Dünya derdini bir kenara bırakıp, hiçkimseyi düşünmeden, boş boş denizi izlemek terapi gibi geliyor. Hafifliyorum, ardından bir de tatlı tatlı uyku bastırıyor. Başıma bir iş gelmeyeceğini bilsem kıvrılır yatarım.
illa biri sarar size. bi müddet sonra eşine, dostuna söyler. "olm bu herif sabahtan beri yalnız orada oturuyor" der. 4-5 kişi sizi izlemeye başlar.
eninde sonunda ya ajansınız diye ya "elalemin garısını gızını mıbakıyon lan sen?" bahanesiyle, hiç olmadı insanları korkutuyorsunuz diye temiz bir dayak yersiniz.
"mahallelerimizin kolektif savunması ve güçsüze kalabalıkça had bildirme sanatı" adlı kitabımın 213 sahifesinde bu konuya eğinmiştim.

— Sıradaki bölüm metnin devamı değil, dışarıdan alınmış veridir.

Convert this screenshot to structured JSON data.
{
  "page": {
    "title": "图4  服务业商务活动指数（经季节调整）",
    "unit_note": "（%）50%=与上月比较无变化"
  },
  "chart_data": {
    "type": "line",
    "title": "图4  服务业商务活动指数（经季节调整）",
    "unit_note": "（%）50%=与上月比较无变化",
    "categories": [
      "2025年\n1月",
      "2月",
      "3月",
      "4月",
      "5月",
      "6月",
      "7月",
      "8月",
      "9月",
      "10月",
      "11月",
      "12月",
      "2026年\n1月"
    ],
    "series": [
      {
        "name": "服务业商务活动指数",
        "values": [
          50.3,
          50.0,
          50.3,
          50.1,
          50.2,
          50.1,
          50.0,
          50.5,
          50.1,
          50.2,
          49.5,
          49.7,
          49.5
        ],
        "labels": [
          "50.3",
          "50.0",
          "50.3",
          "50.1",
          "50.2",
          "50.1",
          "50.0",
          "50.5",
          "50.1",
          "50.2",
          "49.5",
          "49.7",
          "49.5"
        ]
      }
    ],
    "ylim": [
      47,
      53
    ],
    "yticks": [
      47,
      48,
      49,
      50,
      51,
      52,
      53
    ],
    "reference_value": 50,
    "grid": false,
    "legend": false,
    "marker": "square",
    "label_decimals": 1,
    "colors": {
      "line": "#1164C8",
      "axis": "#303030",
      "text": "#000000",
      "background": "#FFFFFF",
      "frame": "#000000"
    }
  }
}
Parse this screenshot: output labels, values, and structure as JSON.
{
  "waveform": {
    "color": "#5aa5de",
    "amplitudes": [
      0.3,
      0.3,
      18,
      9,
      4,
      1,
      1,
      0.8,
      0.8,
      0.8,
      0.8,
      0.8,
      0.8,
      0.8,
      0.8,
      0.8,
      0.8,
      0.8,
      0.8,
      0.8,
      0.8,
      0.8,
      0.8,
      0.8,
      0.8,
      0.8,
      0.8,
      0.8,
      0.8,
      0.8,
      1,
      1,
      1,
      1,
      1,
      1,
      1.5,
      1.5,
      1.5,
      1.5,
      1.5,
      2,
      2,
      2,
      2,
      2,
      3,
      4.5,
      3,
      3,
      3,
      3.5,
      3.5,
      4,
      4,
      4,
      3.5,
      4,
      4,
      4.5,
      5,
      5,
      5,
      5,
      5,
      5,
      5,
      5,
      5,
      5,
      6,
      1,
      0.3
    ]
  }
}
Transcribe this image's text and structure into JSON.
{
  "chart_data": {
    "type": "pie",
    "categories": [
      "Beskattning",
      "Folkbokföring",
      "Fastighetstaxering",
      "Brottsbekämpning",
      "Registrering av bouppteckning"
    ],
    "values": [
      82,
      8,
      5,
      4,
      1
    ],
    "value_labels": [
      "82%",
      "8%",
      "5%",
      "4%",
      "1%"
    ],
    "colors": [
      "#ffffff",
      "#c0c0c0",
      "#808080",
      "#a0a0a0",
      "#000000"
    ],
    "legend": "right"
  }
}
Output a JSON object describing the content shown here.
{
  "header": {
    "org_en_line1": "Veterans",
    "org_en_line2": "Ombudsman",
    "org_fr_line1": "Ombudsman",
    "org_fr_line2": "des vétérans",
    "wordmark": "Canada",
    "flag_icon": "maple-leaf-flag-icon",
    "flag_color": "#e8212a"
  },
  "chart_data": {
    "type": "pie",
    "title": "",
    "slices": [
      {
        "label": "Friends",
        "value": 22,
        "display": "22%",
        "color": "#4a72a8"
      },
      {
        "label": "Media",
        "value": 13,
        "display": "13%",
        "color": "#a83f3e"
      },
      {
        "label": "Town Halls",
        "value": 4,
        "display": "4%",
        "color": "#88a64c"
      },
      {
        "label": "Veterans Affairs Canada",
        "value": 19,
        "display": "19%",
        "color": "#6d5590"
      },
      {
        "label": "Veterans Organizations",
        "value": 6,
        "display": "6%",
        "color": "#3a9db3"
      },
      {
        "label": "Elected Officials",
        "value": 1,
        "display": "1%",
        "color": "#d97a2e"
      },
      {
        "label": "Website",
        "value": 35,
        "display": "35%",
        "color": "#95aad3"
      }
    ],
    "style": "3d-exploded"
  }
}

düşünmektir. kafa dinlemektir. önceki yaşananların muhasebesini yapmaktır. hafif esen rüzgar eşliğinde tefekkür etmektir. etrafta geçen insanları yorgun gözlerle incelemektir. arkadaşlarla birlikteyken gizli yalnızlık çekmektense kendi başıma bankta saatlerce kalmayı tercih ederim.
bank eve yeterince uzaksa bir ömre benzeyen birkaç saate dönüşebilir. hatta zamandan kurtarabilir insanı. önce biraz ağlanır sonra gülümsenir, bütün oyunlar ama kötü oyunlar zihnimizde baştan oynanabilir sanki sonuçlar değişirmiş gibi.
gelip geçen insanların, civardaki ağaçların belki bir sokak lambasının ya da kaldırım taşının hikayesi de yazılıyorsa 10/10 benlik harekettir.
tebrik ve teşvik ederim efendim.
En son birkaç gün önce duygusal bir yürüyüş sonrası, saatlerce olmasada oturdum. Hava tam istediğim gibiydi bir yandan yağmur çiseliyor bir yandan ılık bir esinti. Sessiz, sakin bir parkta oturdum uzun süre. Boş boş etrafı izledim. Arınmış bir şekilde döndüm eve.
Kışın akşamları sakin vakitlerde dona dona otururdum. O zamanlar yanıma gelen kedileri severken falan beni deli sanacaklar diye korkardım ama şimdi keşke daha fazla keyfini çıkarsaymışım diyorum.